Beloved wildlife expert Jack Hanna retiring from public life after dementia diagnosis
The famed conservationist and former zookeeper's children announced the diagnosis.
Famed conservationist and former zookeeper Jack Hanna has been diagnosed with dementia, believed to be Alzheimer's disease, and is stepping back from public life, his family announced Wednesday.
"His condition has progressed much faster in the last few months than any of us could have anticipated," Hanna's children Kathaleen, Suzanne, and Julie wrote in a statement posted to social media. "Sadly, Dad is no longer able to participate in public life as he used to, where people all over the world watched, learned and laughed alongside him."

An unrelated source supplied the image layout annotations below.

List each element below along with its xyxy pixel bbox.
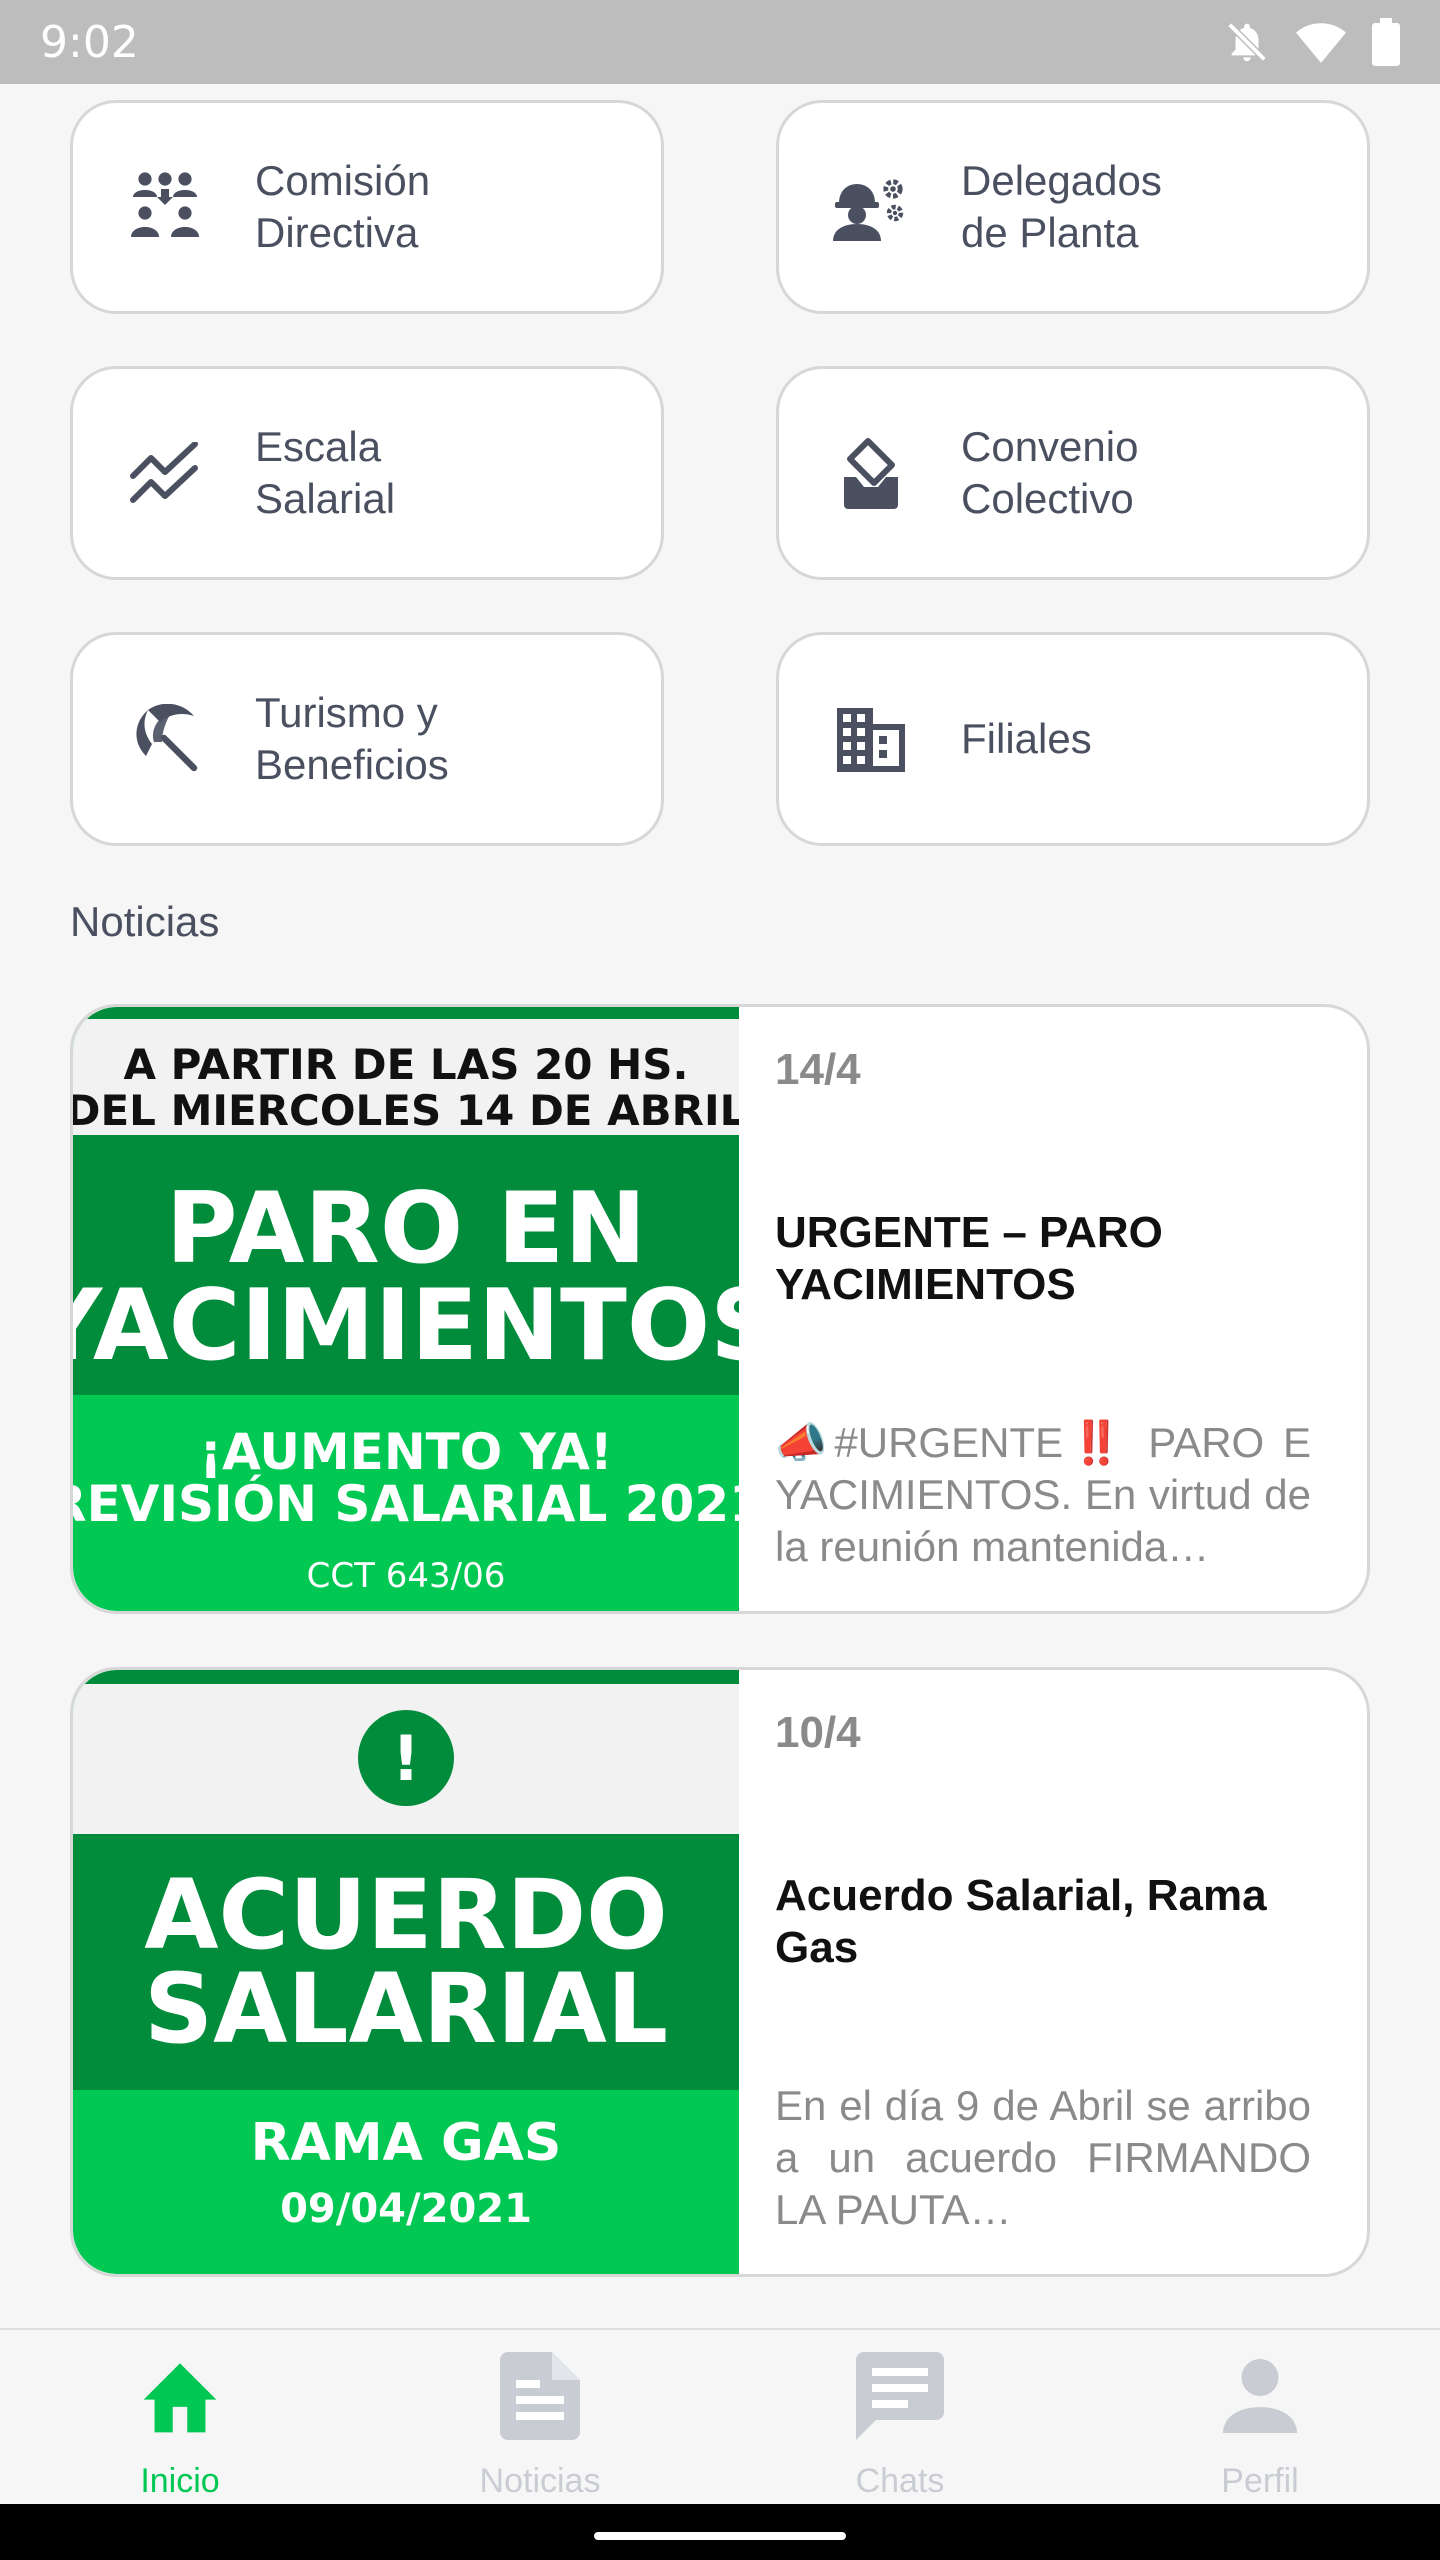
nav-label-inicio: Inicio: [140, 2462, 220, 2500]
filiales-button[interactable]: Filiales: [776, 632, 1370, 846]
home-gesture-handle[interactable]: [594, 2532, 846, 2540]
comision-directiva-button[interactable]: Comisión Directiva: [70, 100, 664, 314]
news-image-graphic: A PARTIR DE LAS 20 HS. DEL MIERCOLES 14 …: [73, 1007, 739, 1611]
home-icon: [143, 2363, 217, 2433]
image-main-line2: SALARIAL: [144, 1953, 668, 2065]
building-icon: [837, 708, 905, 772]
status-time: 9:02: [40, 16, 139, 68]
image-alert-mark: !: [392, 1722, 420, 1795]
notifications-off-icon: [1227, 22, 1267, 62]
nav-label-perfil: Perfil: [1221, 2462, 1299, 2500]
status-icons: [1224, 18, 1400, 66]
person-icon: [1223, 2359, 1297, 2433]
chat-icon: [856, 2352, 944, 2440]
battery-icon: [1372, 18, 1400, 66]
news-image: A PARTIR DE LAS 20 HS. DEL MIERCOLES 14 …: [73, 1007, 739, 1611]
news-body: 14/4 URGENTE – PARO YACIMIENTOS 📣#URGENT…: [775, 1007, 1345, 1611]
image-top-line1: A PARTIR DE LAS 20 HS.: [124, 1040, 689, 1089]
news-excerpt: En el día 9 de Abril se arribo a un acue…: [775, 2082, 1311, 2233]
delegados-de-planta-label: Delegados de Planta: [961, 157, 1162, 256]
image-bottom-line2: 09/04/2021: [280, 2186, 532, 2232]
nav-label-chats: Chats: [855, 2462, 945, 2500]
news-excerpt: 📣#URGENTE‼️ PARO E YACIMIENTOS. En virtu…: [775, 1419, 1311, 1570]
status-bar: 9:02: [0, 0, 1440, 84]
convenio-colectivo-label: Convenio Colectivo: [961, 423, 1139, 522]
bottom-nav: Inicio Noticias Chats Perfil: [0, 2328, 1440, 2504]
turismo-y-beneficios-label: Turismo y Beneficios: [255, 689, 449, 788]
news-card[interactable]: A PARTIR DE LAS 20 HS. DEL MIERCOLES 14 …: [70, 1004, 1370, 1614]
worker-gears-icon: [833, 179, 904, 241]
image-bottom-line1: RAMA GAS: [251, 2113, 562, 2173]
trend-icon: [130, 442, 198, 503]
delegados-de-planta-button[interactable]: Delegados de Planta: [776, 100, 1370, 314]
filiales-label: Filiales: [961, 715, 1092, 762]
image-bottom-line1: ¡AUMENTO YA!: [199, 1423, 612, 1481]
ballot-icon: [844, 438, 898, 509]
news-image: ! ACUERDO SALARIAL RAMA GAS 09/04/2021: [73, 1670, 739, 2274]
news-date: 14/4: [775, 1045, 861, 1094]
news-section-title: Noticias: [70, 898, 220, 945]
escala-salarial-button[interactable]: Escala Salarial: [70, 366, 664, 580]
escala-salarial-label: Escala Salarial: [255, 423, 396, 522]
news-date: 10/4: [775, 1708, 861, 1757]
image-main-line2: YACIMIENTOS: [73, 1269, 739, 1383]
nav-item-chats[interactable]: Chats: [720, 2330, 1080, 2504]
image-bottom-line2: REVISIÓN SALARIAL 2021: [73, 1474, 739, 1533]
system-gesture-bar: [0, 2504, 1440, 2560]
convenio-colectivo-button[interactable]: Convenio Colectivo: [776, 366, 1370, 580]
nav-item-perfil[interactable]: Perfil: [1080, 2330, 1440, 2504]
image-bottom-line3: CCT 643/06: [307, 1556, 506, 1596]
group-icon: [131, 172, 199, 237]
news-image-graphic: ! ACUERDO SALARIAL RAMA GAS 09/04/2021: [73, 1670, 739, 2274]
umbrella-icon: [136, 704, 198, 772]
wifi-icon: [1296, 23, 1346, 63]
image-top-line2: DEL MIERCOLES 14 DE ABRIL: [73, 1086, 739, 1135]
comision-directiva-label: Comisión Directiva: [255, 157, 431, 256]
turismo-y-beneficios-button[interactable]: Turismo y Beneficios: [70, 632, 664, 846]
news-title: URGENTE – PARO YACIMIENTOS: [775, 1208, 1163, 1309]
nav-label-noticias: Noticias: [479, 2462, 601, 2500]
nav-item-inicio[interactable]: Inicio: [0, 2330, 360, 2504]
document-icon: [500, 2352, 580, 2440]
news-title: Acuerdo Salarial, Rama Gas: [775, 1871, 1267, 1972]
news-card[interactable]: ! ACUERDO SALARIAL RAMA GAS 09/04/2021 1…: [70, 1667, 1370, 2277]
nav-item-noticias[interactable]: Noticias: [360, 2330, 720, 2504]
news-body: 10/4 Acuerdo Salarial, Rama Gas En el dí…: [775, 1670, 1345, 2274]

"While Dad's health has deteriorated quickly, we can assure you that his great sense of humor continues to shine through. And yes — he still wears his khakis at home," they added. "To keep everyone safe in light of COVID-19 restrictions, we are asking for privacy, which is ironic given Dad's love of interacting with people. We are grateful that the many hearts he's touched over the years are with him during this journey, which gives us strength."
Hanna was the director of Ohio's Columbus Zoo and Aquarium from 1978 to 1992, and stayed on as a spokesperson for the zoo for many years, officially retiring at the end of 2020. He is also known for his frequent TV appearances with exotic animals, usually on The Late Show with David Letterman, The Late Late Show with James Corden, and Good Morning America.